The 49-year-old female patient with LAL-D died of progressive cirrhosis of the liver. No causal treatment for LAL-D had been given. The LAL-D disease had been stable for a long time. Up to her 5th decade, apart from some residual activity of the LAL-D, the patient was able to lead an almost normal life. However, the fact that over a long period of time the disease caused only a few symptoms, the patient did not recognize the seriousness of the disease and the need for treatment. In the end, liver transplantation was no longer possible and sebelipase alfa treatment at this stage of the disease had no prospect of success.

The cell death markers (M30 and M65) rose slightly due to the death of the few remaining hepatocytes to values of approximately 500 U/L and approximately 1000 U/L, respectively. In contrast, an average of 10 times higher values of these parameters have been measured in acute liver failure [13], which suggests previously intact liver parenchyma, without pre-existing disease in case of an acute liver damage.

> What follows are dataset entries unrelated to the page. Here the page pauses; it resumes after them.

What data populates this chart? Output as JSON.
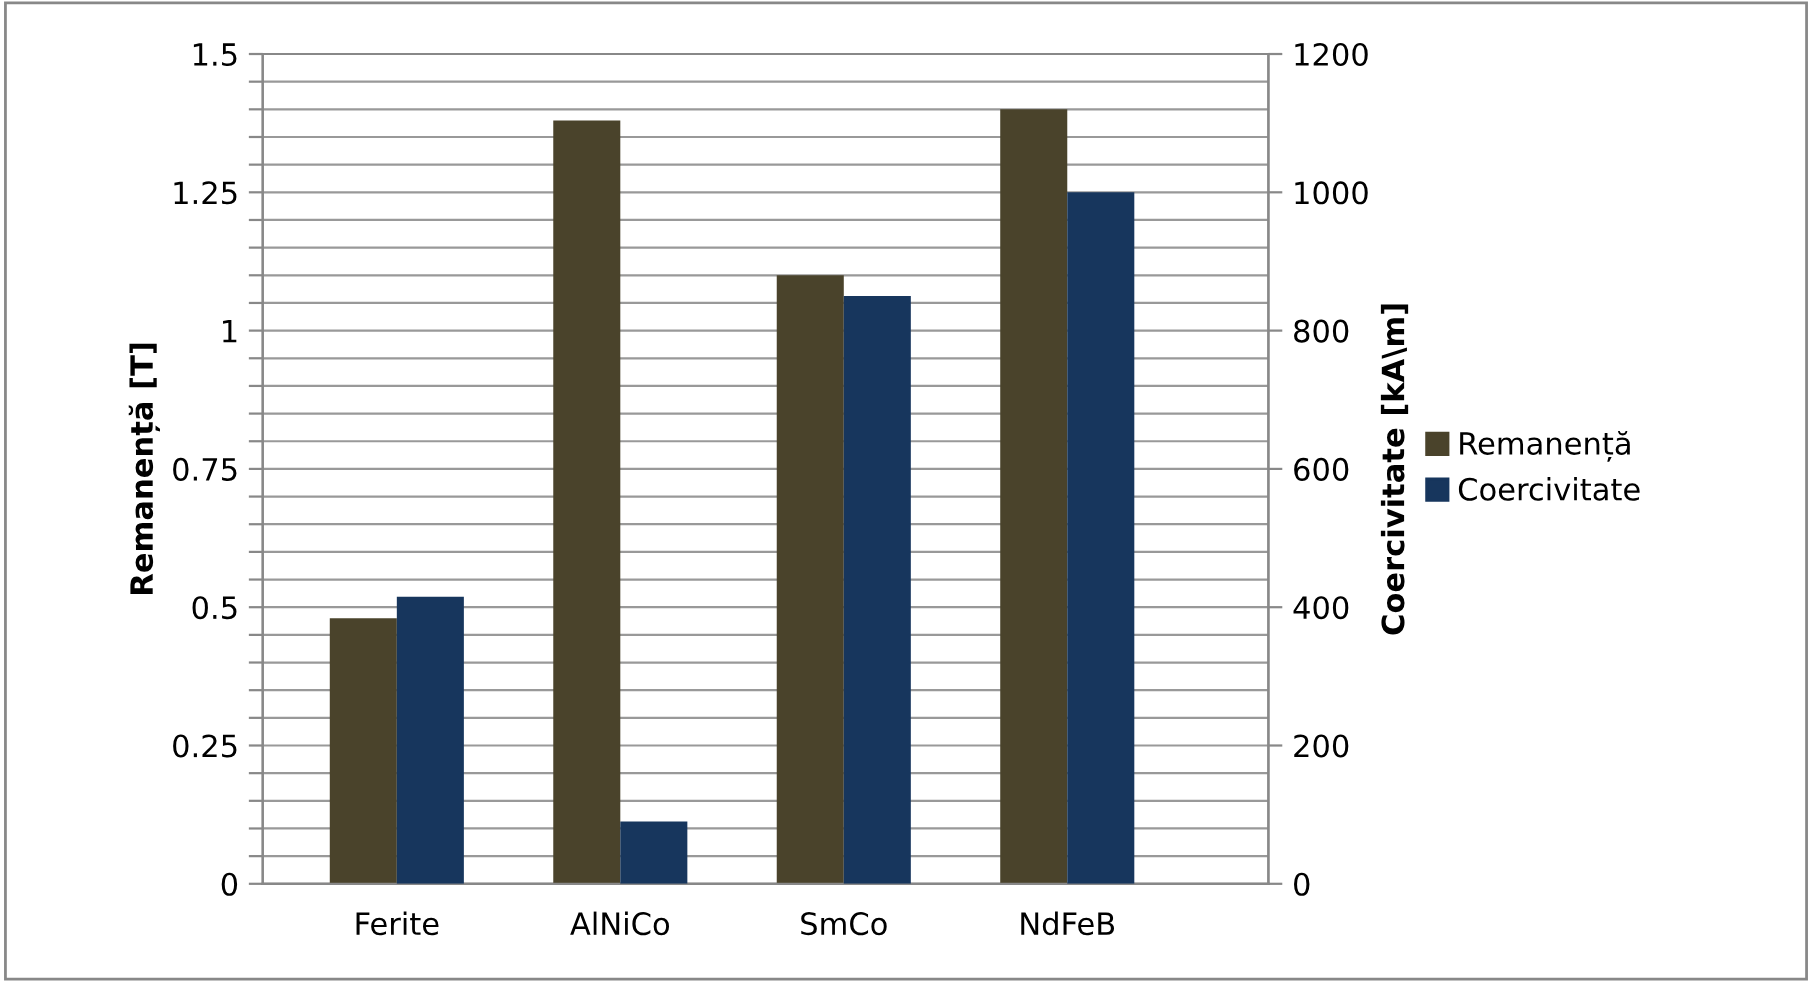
{
  "chart_data": {
    "type": "bar",
    "categories": [
      "Ferite",
      "AlNiCo",
      "SmCo",
      "NdFeB"
    ],
    "ylabel": "Remanență [T]",
    "y2label": "Coercivitate [kA\\m]",
    "series": [
      {
        "name": "Remanență",
        "color": "#4a432b",
        "values": [
          0.48,
          1.38,
          1.1,
          1.4
        ]
      },
      {
        "name": "Coercivitate",
        "color": "#17365d",
        "values": [
          415,
          90,
          850,
          1000
        ],
        "axis": "y2"
      }
    ],
    "ylim": [
      0,
      1.5
    ],
    "yticks": [
      0,
      {
        "value": 0.05,
        "label": null
      },
      {
        "value": 0.1,
        "label": null
      },
      {
        "value": 0.15,
        "label": null
      },
      {
        "value": 0.2,
        "label": null
      },
      0.25,
      {
        "value": 0.3,
        "label": null
      },
      {
        "value": 0.35,
        "label": null
      },
      {
        "value": 0.4,
        "label": null
      },
      {
        "value": 0.45,
        "label": null
      },
      0.5,
      {
        "value": 0.55,
        "label": null
      },
      {
        "value": 0.6,
        "label": null
      },
      {
        "value": 0.65,
        "label": null
      },
      {
        "value": 0.7,
        "label": null
      },
      0.75,
      {
        "value": 0.8,
        "label": null
      },
      {
        "value": 0.85,
        "label": null
      },
      {
        "value": 0.9,
        "label": null
      },
      {
        "value": 0.95,
        "label": null
      },
      1,
      {
        "value": 1.05,
        "label": null
      },
      {
        "value": 1.1,
        "label": null
      },
      {
        "value": 1.15,
        "label": null
      },
      {
        "value": 1.2,
        "label": null
      },
      1.25,
      {
        "value": 1.3,
        "label": null
      },
      {
        "value": 1.35,
        "label": null
      },
      {
        "value": 1.4,
        "label": null
      },
      {
        "value": 1.45,
        "label": null
      },
      1.5
    ],
    "y2lim": [
      0,
      1200
    ],
    "y2ticks": [
      0,
      200,
      400,
      600,
      800,
      1000,
      1200
    ],
    "grid": "y",
    "legend": "right"
  }
}
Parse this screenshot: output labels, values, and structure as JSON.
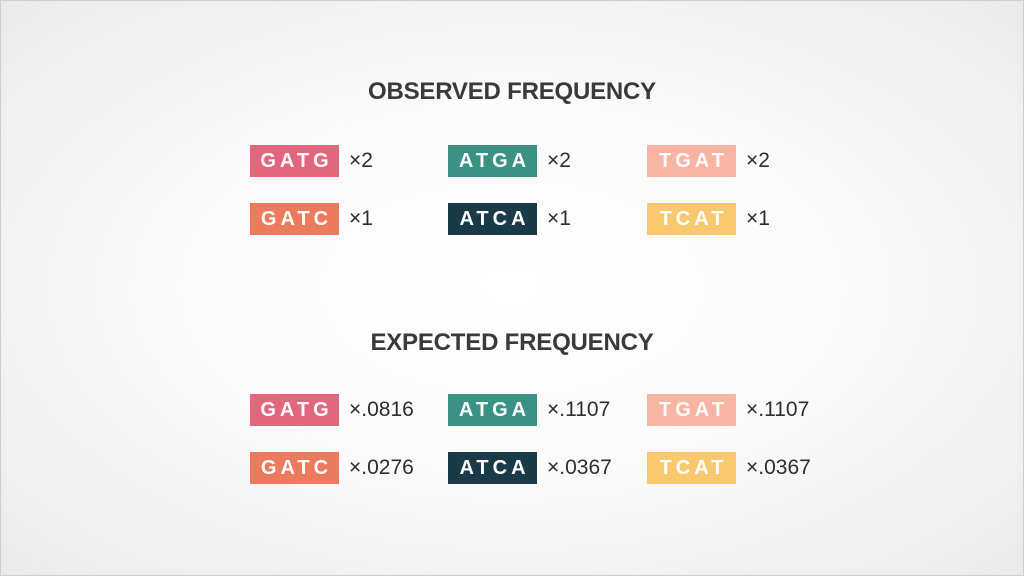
{
  "observed": {
    "title": "OBSERVED FREQUENCY",
    "rows": [
      [
        {
          "seq": "GATG",
          "value": "×2",
          "color": "#e2667e"
        },
        {
          "seq": "ATGA",
          "value": "×2",
          "color": "#3a9184"
        },
        {
          "seq": "TGAT",
          "value": "×2",
          "color": "#f9b4a3"
        }
      ],
      [
        {
          "seq": "GATC",
          "value": "×1",
          "color": "#ec7a5e"
        },
        {
          "seq": "ATCA",
          "value": "×1",
          "color": "#1b3a47"
        },
        {
          "seq": "TCAT",
          "value": "×1",
          "color": "#f8c96f"
        }
      ]
    ]
  },
  "expected": {
    "title": "EXPECTED FREQUENCY",
    "rows": [
      [
        {
          "seq": "GATG",
          "value": "×.0816",
          "color": "#e2667e"
        },
        {
          "seq": "ATGA",
          "value": "×.1107",
          "color": "#3a9184"
        },
        {
          "seq": "TGAT",
          "value": "×.1107",
          "color": "#f9b4a3"
        }
      ],
      [
        {
          "seq": "GATC",
          "value": "×.0276",
          "color": "#ec7a5e"
        },
        {
          "seq": "ATCA",
          "value": "×.0367",
          "color": "#1b3a47"
        },
        {
          "seq": "TCAT",
          "value": "×.0367",
          "color": "#f8c96f"
        }
      ]
    ]
  }
}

In principle, stabilization of the disease picture is possible if sebelipase alfa is given at the stage of hepatic fibrosis. In a placebo-controlled phase 3 study on sebelipase alfa, 32 out of 66 patients underwent a liver biopsy at the start of the study [8]. All these patients had at least fibrosis (Ishak stage ≥1) and in 10 patients the biopsy confirmed cirrhosis (Ishak stage 5 or 6). The hepatic fat content was significantly reduced in a group of 36 patients after treatment with sebelipase alfa for 20 weeks (age 4 to 54 years) compared to a placebo group (n=30; age 4 to 58 years). After 52 weeks of sebelipase alfa therapy, the fibrosis stage (Ishak score) had improved by 1 (n=2) or 2 points (n=6) in 8 out of the 12 patients in whom a follow-up biopsy was undertaken [11]. Treatment with sebelipase alfa appears still worthwhile even in patients at the cirrhosis stage.

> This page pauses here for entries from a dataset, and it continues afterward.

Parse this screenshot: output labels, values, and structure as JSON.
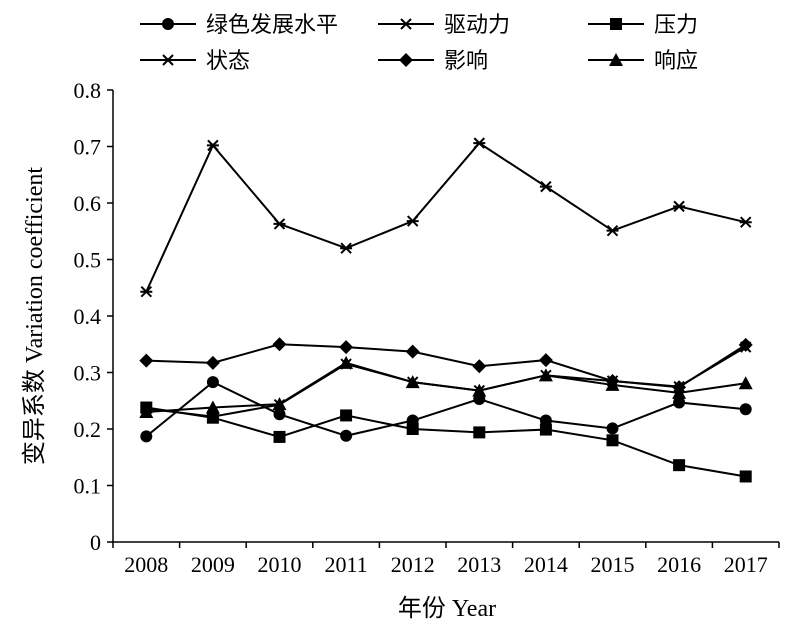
{
  "chart_data": {
    "type": "line",
    "title": "",
    "xlabel": "年份 Year",
    "ylabel": "变异系数 Variation coefficient",
    "x": [
      "2008",
      "2009",
      "2010",
      "2011",
      "2012",
      "2013",
      "2014",
      "2015",
      "2016",
      "2017"
    ],
    "ylim": [
      0,
      0.8
    ],
    "yticks": [
      "0",
      "0.1",
      "0.2",
      "0.3",
      "0.4",
      "0.5",
      "0.6",
      "0.7",
      "0.8"
    ],
    "grid": false,
    "legend_position": "top",
    "series": [
      {
        "name": "绿色发展水平",
        "marker": "circle",
        "values": [
          0.187,
          0.283,
          0.226,
          0.188,
          0.215,
          0.253,
          0.215,
          0.201,
          0.247,
          0.235
        ]
      },
      {
        "name": "驱动力",
        "marker": "x",
        "values": [
          0.236,
          0.222,
          0.243,
          0.315,
          0.283,
          0.268,
          0.295,
          0.285,
          0.275,
          0.345
        ]
      },
      {
        "name": "压力",
        "marker": "square",
        "values": [
          0.238,
          0.22,
          0.186,
          0.224,
          0.2,
          0.194,
          0.199,
          0.18,
          0.136,
          0.116
        ]
      },
      {
        "name": "状态",
        "marker": "asterisk",
        "values": [
          0.443,
          0.702,
          0.563,
          0.52,
          0.568,
          0.706,
          0.629,
          0.551,
          0.594,
          0.566
        ]
      },
      {
        "name": "影响",
        "marker": "diamond",
        "values": [
          0.321,
          0.317,
          0.35,
          0.345,
          0.337,
          0.311,
          0.322,
          0.285,
          0.274,
          0.349
        ]
      },
      {
        "name": "响应",
        "marker": "triangle",
        "values": [
          0.23,
          0.238,
          0.244,
          0.317,
          0.283,
          0.268,
          0.295,
          0.278,
          0.264,
          0.281
        ]
      }
    ],
    "extra_series_note_hidden": ""
  }
}
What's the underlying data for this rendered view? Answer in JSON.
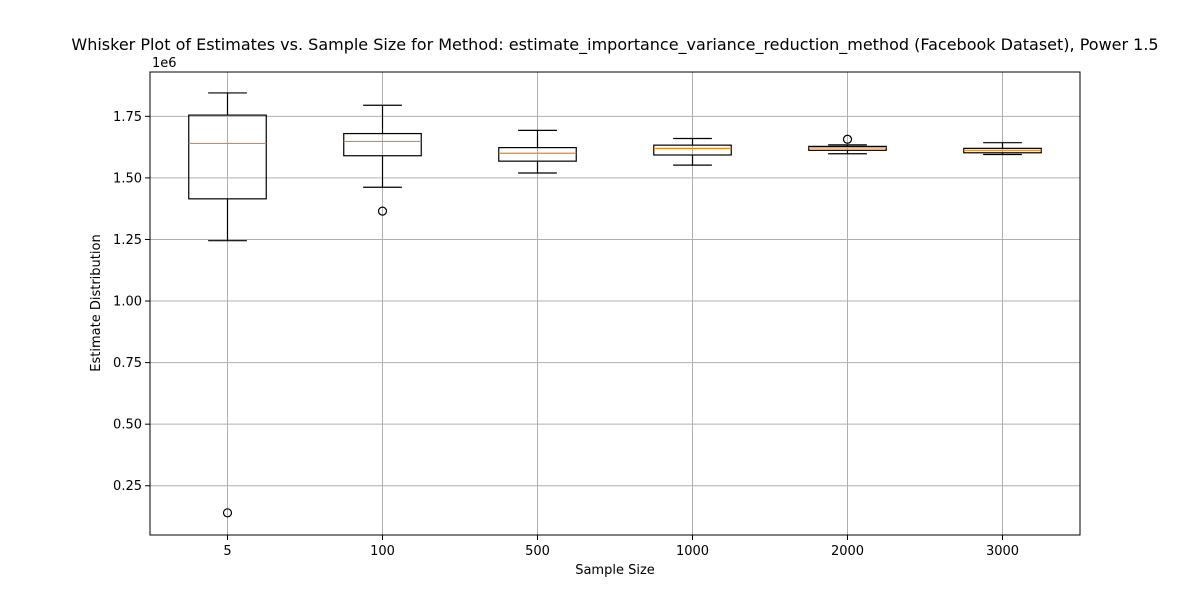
{
  "chart_data": {
    "type": "box",
    "title": "Whisker Plot of Estimates vs. Sample Size for Method: estimate_importance_variance_reduction_method (Facebook Dataset), Power 1.5",
    "xlabel": "Sample Size",
    "ylabel": "Estimate Distribution",
    "y_offset_text": "1e6",
    "y_scale_factor": 1000000,
    "ylim": [
      50000,
      1930000
    ],
    "yticks": [
      250000,
      500000,
      750000,
      1000000,
      1250000,
      1500000,
      1750000
    ],
    "ytick_labels": [
      "0.25",
      "0.50",
      "0.75",
      "1.00",
      "1.25",
      "1.50",
      "1.75"
    ],
    "grid": true,
    "categories": [
      "5",
      "100",
      "500",
      "1000",
      "2000",
      "3000"
    ],
    "boxes": [
      {
        "category": "5",
        "whisker_low": 1245000,
        "q1": 1415000,
        "median": 1640000,
        "q3": 1755000,
        "whisker_high": 1845000,
        "outliers": [
          140000
        ]
      },
      {
        "category": "100",
        "whisker_low": 1462000,
        "q1": 1590000,
        "median": 1648000,
        "q3": 1680000,
        "whisker_high": 1795000,
        "outliers": [
          1365000
        ]
      },
      {
        "category": "500",
        "whisker_low": 1520000,
        "q1": 1568000,
        "median": 1600000,
        "q3": 1623000,
        "whisker_high": 1693000,
        "outliers": []
      },
      {
        "category": "1000",
        "whisker_low": 1552000,
        "q1": 1593000,
        "median": 1620000,
        "q3": 1633000,
        "whisker_high": 1660000,
        "outliers": []
      },
      {
        "category": "2000",
        "whisker_low": 1598000,
        "q1": 1612000,
        "median": 1622000,
        "q3": 1628000,
        "whisker_high": 1634000,
        "outliers": [
          1657000
        ]
      },
      {
        "category": "3000",
        "whisker_low": 1595000,
        "q1": 1602000,
        "median": 1612000,
        "q3": 1620000,
        "whisker_high": 1643000,
        "outliers": []
      }
    ],
    "colors": {
      "box": "#000000",
      "median": "#ff7f0e",
      "grid": "#b0b0b0"
    }
  }
}
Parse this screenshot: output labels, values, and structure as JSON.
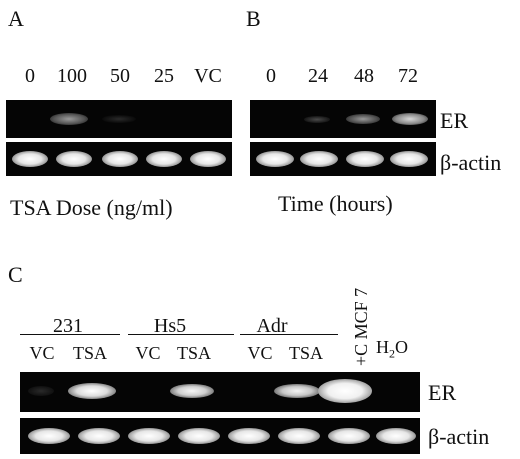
{
  "panel_a": {
    "letter": "A",
    "lanes": [
      "0",
      "100",
      "50",
      "25",
      "VC"
    ],
    "axis_label": "TSA Dose (ng/ml)"
  },
  "panel_b": {
    "letter": "B",
    "lanes": [
      "0",
      "24",
      "48",
      "72"
    ],
    "axis_label": "Time (hours)"
  },
  "panel_c": {
    "letter": "C",
    "groups": [
      "231",
      "Hs5",
      "Adr"
    ],
    "lanes": [
      "VC",
      "TSA",
      "VC",
      "TSA",
      "VC",
      "TSA"
    ],
    "control_label": "+C MCF 7",
    "water_label_main": "H",
    "water_label_sub": "2",
    "water_label_tail": "O"
  },
  "row_labels": {
    "er_top": "ER",
    "actin_top": "β-actin",
    "er_bottom": "ER",
    "actin_bottom": "β-actin"
  }
}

However, as in the case reported here, a timely causal treatment is sometimes not initiated. On the one hand, this can be due to misdiagnosis (e.g., cryptogenic cirrhosis) and on the other hand there may be a lack of patient compliance or adherence, especially if symptoms are only slight over a long period. In a case of cryptogenic cirrhosis, LAL-D should be considered as a possible cause in both children and adults. A simple enzymatic blood test can confirm or exclude the diagnosis [1,5]. If the suspected diagnosis is confirmed, follow-up investigations can be directed towards known risks and causal treatment and sebelipase alfa can be introduced.

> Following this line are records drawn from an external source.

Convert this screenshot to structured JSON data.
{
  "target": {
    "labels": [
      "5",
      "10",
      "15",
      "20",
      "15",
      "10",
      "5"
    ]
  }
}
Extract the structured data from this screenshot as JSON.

The course of LAL-D is progressive and unforeseeable, but it is probably dependent on residual LAL activity. Clinical and biochemical changes are subtle and generally cause no medical concerns. However, as in the case reported here, clinical deterioration can occur rapidly, rendering prompt management by causal therapy with sebelipase alfa or liver transplantation impossible. In addition, the cardiovascular complications often seen in LAL-D can develop unpredictably. Our patient showed increases in troponin I and myoglobin during the course of intensive medical therapy which, in addition to the sequelae of cirrhosis, suggested that pathological cardiovascular changes were present. Previous evidence showed that even steatosis without elevated liver enzymes has some impact on the development cardiovascular disease [14]. This is because the liver plays a significant role in the development of coronary heart disease due to essential liver functions involving lipid and glucose metabolism which are mainly regulated by the liver [15].

Conclusions

In summary, fatal outcomes of LAL-D can be avoided by inclusion of this rare inherited disease in the differential diagnosis of lipid metabolism disorder, hepatomegaly, non-alcoholic fatty liver disease with fibrosis or cirrhosis, as well as by the promotion of treatment adherence. Sebelipase alfa should also be introduced in patients with many years of clinically mild symptoms of LAL-D to prevent the serious sequelae of cirrhosis or cardiovascular complications.